J'ai été bien étonné lorsque le professeur de sciences physiques nous enseigna que le blanc est la somme des couleurs. Cette proposition m'apparut incompréhensible, voire choquante, et il fallut me mettre le nez sur le tourbillon, où effectivement la gamme entière des couleurs, par le mouvement, se réduisait enfin à une surface blanche, uniment blanche. Le blanc serait l'effet du mouvement ! Mais l'écrivain pris dans l'angoisse de la page blanche expérimente tout autre chose, l'absence désespérante des idées et des images, le vertige blafard des abîmes, la déroute universelle. Le blanc c'est d'abord la suspension, le silence, l'entêtement mutique du désert.

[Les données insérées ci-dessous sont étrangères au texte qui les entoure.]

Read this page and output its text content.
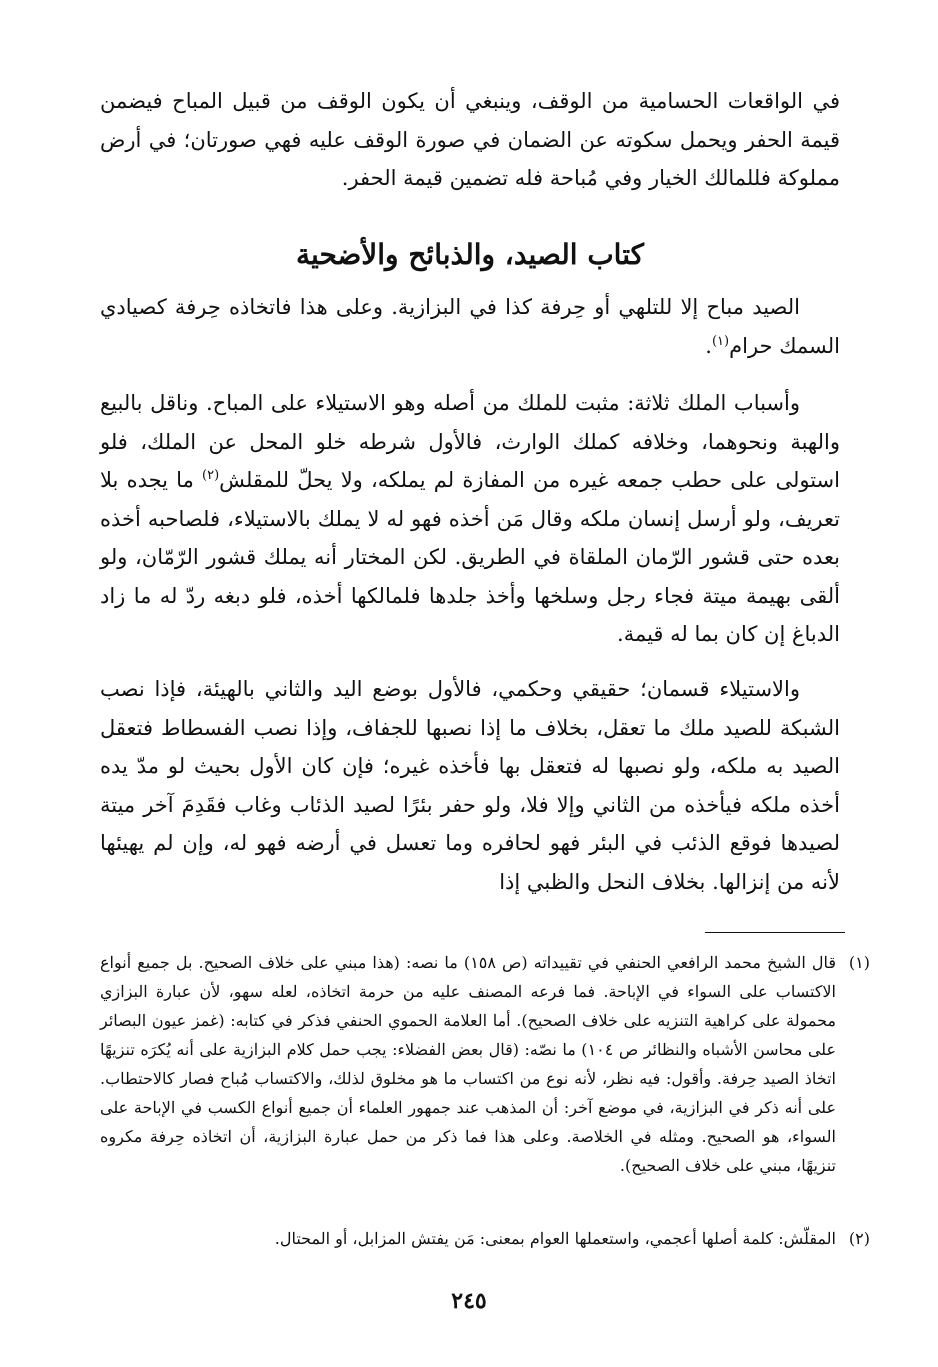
في الواقعات الحسامية من الوقف، وينبغي أن يكون الوقف من قبيل المباح فيضمن قيمة الحفر ويحمل سكوته عن الضمان في صورة الوقف عليه فهي صورتان؛ في أرض مملوكة فللمالك الخيار وفي مُباحة فله تضمين قيمة الحفر.

كتاب الصيد، والذبائح والأضحية

الصيد مباح إلا للتلهي أو حِرفة كذا في البزازية. وعلى هذا فاتخاذه حِرفة كصيادي السمك حرام$^{(١)}$.

وأسباب الملك ثلاثة: مثبت للملك من أصله وهو الاستيلاء على المباح. وناقل بالبيع والهبة ونحوهما، وخلافه كملك الوارث، فالأول شرطه خلو المحل عن الملك، فلو استولى على حطب جمعه غيره من المفازة لم يملكه، ولا يحلّ للمقلش$^{(٢)}$ ما يجده بلا تعريف، ولو أرسل إنسان ملكه وقال مَن أخذه فهو له لا يملك بالاستيلاء، فلصاحبه أخذه بعده حتى قشور الرّمان الملقاة في الطريق. لكن المختار أنه يملك قشور الرّمّان، ولو ألقى بهيمة ميتة فجاء رجل وسلخها وأخذ جلدها فلمالكها أخذه، فلو دبغه ردّ له ما زاد الدباغ إن كان بما له قيمة.

والاستيلاء قسمان؛ حقيقي وحكمي، فالأول بوضع اليد والثاني بالهيئة، فإذا نصب الشبكة للصيد ملك ما تعقل، بخلاف ما إذا نصبها للجفاف، وإذا نصب الفسطاط فتعقل الصيد به ملكه، ولو نصبها له فتعقل بها فأخذه غيره؛ فإن كان الأول بحيث لو مدّ يده أخذه ملكه فيأخذه من الثاني وإلا فلا، ولو حفر بئرًا لصيد الذئاب وغاب فقَدِمَ آخر ميتة لصيدها فوقع الذئب في البئر فهو لحافره وما تعسل في أرضه فهو له، وإن لم يهيئها لأنه من إنزالها. بخلاف النحل والظبي إذا

(١)
قال الشيخ محمد الرافعي الحنفي في تقييداته (ص ١٥٨) ما نصه: (هذا مبني على خلاف الصحيح. بل جميع أنواع الاكتساب على السواء في الإباحة. فما فرعه المصنف عليه من حرمة اتخاذه، لعله سهو، لأن عبارة البزازي محمولة على كراهية التنزيه على خلاف الصحيح). أما العلامة الحموي الحنفي فذكر في كتابه: (غمز عيون البصائر على محاسن الأشباه والنظائر ص ١٠٤) ما نصّه: (قال بعض الفضلاء: يجب حمل كلام البزازية على أنه يُكرَه تنزيهًا اتخاذ الصيد حِرفة. وأقول: فيه نظر، لأنه نوع من اكتساب ما هو مخلوق لذلك، والاكتساب مُباح فصار كالاحتطاب. على أنه ذكر في البزازية، في موضع آخر: أن المذهب عند جمهور العلماء أن جميع أنواع الكسب في الإباحة على السواء، هو الصحيح. ومثله في الخلاصة. وعلى هذا فما ذكر من حمل عبارة البزازية، أن اتخاذه حِرفة مكروه تنزيهًا، مبني على خلاف الصحيح).
(٢)
المقلّش: كلمة أصلها أعجمي، واستعملها العوام بمعنى: مَن يفتش المزابل، أو المحتال.
٢٤٥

Le blanc c'est ce qui épouvante. Imaginez un ciel uniformément blanc, sans soleil, sans lune, sans étoiles, lugubrement étalé à l'infini, y résisterez-vous ?

Inversement, et contre la doctrine physique, je ne puis concevoir le noir comme une absence de couleurs. Pour la sensibilité commune, et la mienne, le noir est une couleur éminente, hautement signifiante, au même titre que le rouge. Je remarque dans les peintures anciennes, grecques et romaines, un usage abondant de la combinaison du noir et du rouge.  Figures rouges sur fond noir : quoi de plus simple, de plus expressif ? On combinera de même le noir et le blanc pour mieux faire apparaître les formes et le mouvement. Dans cette alliance de structure, le blanc n'a rien de menaçant, d'angoissant, il porte les formes et les mène à l'expressivité.

Le blanc n'est troublant que lorsqu'il marque une cassure, une suspension dans une série ou dans un texte, dans la continuité d'un processus psychique. La rupture fait un blanc. Les mots, soudain, manquent, les images ne parviennent plus à la conscience, ne forment plus image, laissant le sujet désemparé, comme suspendu au dessus du vide. Le blanc est la couleur du vide. Ou encore : un trou dans la représentation.

On y reconnaîtra sans doute la symptomatologie de l'angoisse. Soit. Mais on peut l'interpréter autrement. Si l'on considère l'ensemble des expériences vécues, des images, des constructions mentales, des fantasmes, des idées comme un texte (le texte sensible et affectif de notre existence), déboucher soudainement sur le vide c'est se retrouver mentalement à l'origine, avant la constitution du texte - car enfin ce texte n'existait pas à l'origine, il s'est élaboré au fin du temps - et dès lors il est possible de considérer la totalité du processus. Le point d'arrivée rejoint le point de départ, la boucle est bouclée. Moment fécond. Vais-je recommencer, à nouveaux frais, à tourner dans le même cercle - ou bien, considérant le processus dans son intégralité, verrai-je en ce point de suspension la chance d'une autre pérégrination ?

Ou encore, déciderai-je qu'en somme il est parfaitement vain de m'inscrire dans la futilité de ce monde, n'y vivant que par un côté, et de l'autre, absent déjà, indifférent, je me tiendrai, libre et seul, de l'autre côté de la vie ?

Pris en lui-même le "moment blanc" ne dit rien, ne fait signe vers rien. Il autorise toutes les perspectives, comme un palette nue où se disposeront les couleurs choisies par le peintre. Tabula rasa. C'est ainsi que je l'entends : pure surface sans reliefs ni signes, mais virtualité, offrande de possibles. Elle n'exclut rien, ne favorise rien, n'exige rien, mais sans elle rien ne se fait, hormis la répétition.

Il faut penser cette dimension, il faut la poser comme une ressource, il faut l'inscrire comme une virtualité créatrice dans la psyché ; ou plutôt, il faut se rendre suffisamment disponible et attentif pour qu'elle puisse s'inscrire dans la psyché. C'est en cela que nous sommes agents de notre propre vie.